Case Report

An octogenarian male patient was transferred to the emergency department from a district hospital due to a self-inflicted penile injury he sustained two days prior. He had a history of benign prostatic hyperplasia and experienced acute urinary retention. Enduring severe pain and discomfort, he attempted to alleviate his symptoms by cutting his penis with a blade. He was found in a severely bleeding state and was brought to a nearby hospital where he received blood transfusion and wound dressing before being referred to our facility for further care. The patient also had a medical history of COPD, hypertension, ischemic heart disease, and benign prostatic hyperplasia, with no reported psychiatric illness. Upon admission, he was conscious and co-operative, with pulse rate of 96 per minute and blood pressure 110/70 mm Hg. Examination revealed a significant cut injury to the penile shaft, with both erectile tissues divided, and a catheter inserted through the injured urethra. Bleeding was observed from the proximal part of the penis, while the distal part showed signs of gangrene. After careful assessment and considering the patient’s age and the extent of tissue damage, a decision was made to perform a partial amputation of the penis under spinal anesthesia. The patient underwent the procedure successfully (Fig. 1), with subsequent uneventful recovery and discharge on the tenth day post-surgery, with a catheter in place. A pre-discharge psychiatric review was conducted, during which the psychiatrist counselled the patient but did not prescribe any medications. Follow-up care was recommended at the urology outpatient department for on-going management of benign prostatic hyperplasia.
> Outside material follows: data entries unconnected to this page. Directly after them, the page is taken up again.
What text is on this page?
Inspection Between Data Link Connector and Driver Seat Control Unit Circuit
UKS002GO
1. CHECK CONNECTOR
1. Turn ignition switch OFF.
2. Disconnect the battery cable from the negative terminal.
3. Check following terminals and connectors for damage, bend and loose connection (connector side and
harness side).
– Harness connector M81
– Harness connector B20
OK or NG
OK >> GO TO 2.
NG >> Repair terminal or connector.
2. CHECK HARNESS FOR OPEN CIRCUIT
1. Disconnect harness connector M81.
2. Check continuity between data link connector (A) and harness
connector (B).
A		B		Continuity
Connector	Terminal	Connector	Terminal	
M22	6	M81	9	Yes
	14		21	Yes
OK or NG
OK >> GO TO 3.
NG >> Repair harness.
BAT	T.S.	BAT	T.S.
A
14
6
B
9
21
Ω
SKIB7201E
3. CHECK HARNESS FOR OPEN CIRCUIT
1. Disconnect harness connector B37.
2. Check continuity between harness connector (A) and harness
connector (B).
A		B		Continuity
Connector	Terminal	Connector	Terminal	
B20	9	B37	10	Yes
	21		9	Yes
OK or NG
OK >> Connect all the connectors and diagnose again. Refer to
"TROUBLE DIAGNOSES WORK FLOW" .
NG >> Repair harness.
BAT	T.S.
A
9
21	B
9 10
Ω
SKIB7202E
The patient is currently on Alpha 1 blocker.

Fig. 1
figure 1

A, B, C Mutilated penis—dorsal, ventral, and lateral views respectively showing near total transection of corpora cavernosa and complete transection of urethra

Discussion

Self-inflicted injuries to the penis, a unique urological emergency, are categorized as phallicide for cases involving suicidal intent and “Klingsor syndrome” for those without suicidal intentions. [1] These conditions often affect young male individuals suffering from schizophrenia, transvestism, or religious and cultural conflicts. [2] The first recorded case dates back to Strock in 1901 [3].

The classic “Klingsor syndrome” is associated with self-mutilation of the genitalia driven by religious delusions. [1, 2] It draws its name from “Klingsor,” a fictional character in Wagner’s opera. [2] This concept expanded to encompass various factors, including the absence of a positive male role model during early development, overly controlling mothers fostering masochistic tendencies, pathological feminine traits in male children, rejection of body image, unresolved sexual conflicts, and feelings of anxiety, guilt, and the need for atonement. [4]

Similar patterns have been observed in patients with penile carcinoma, following surgery such as transurethral resection of posterior urethral valves in children, TURP in males and as a consequence of trauma. [5] The time elapsed from the incident to surgical intervention significantly influences the treatment approach. The preferred method involves microvascular replantation aimed at restoring a fully functional, erect penis without tissue loss. [6] However, non-microsurgical techniques have also shown favorable postoperative outcomes. Additional factors for successful outcome include viability of the amputated tissue, the condition of the recipient site, and the state of the remaining penile stump at the time of presentation. [6] Limited Indian literature on this subject (Table 1) highlights the uniqueness of our case, which is the first reported instance involving a patient with benign prostatic hyperplasia.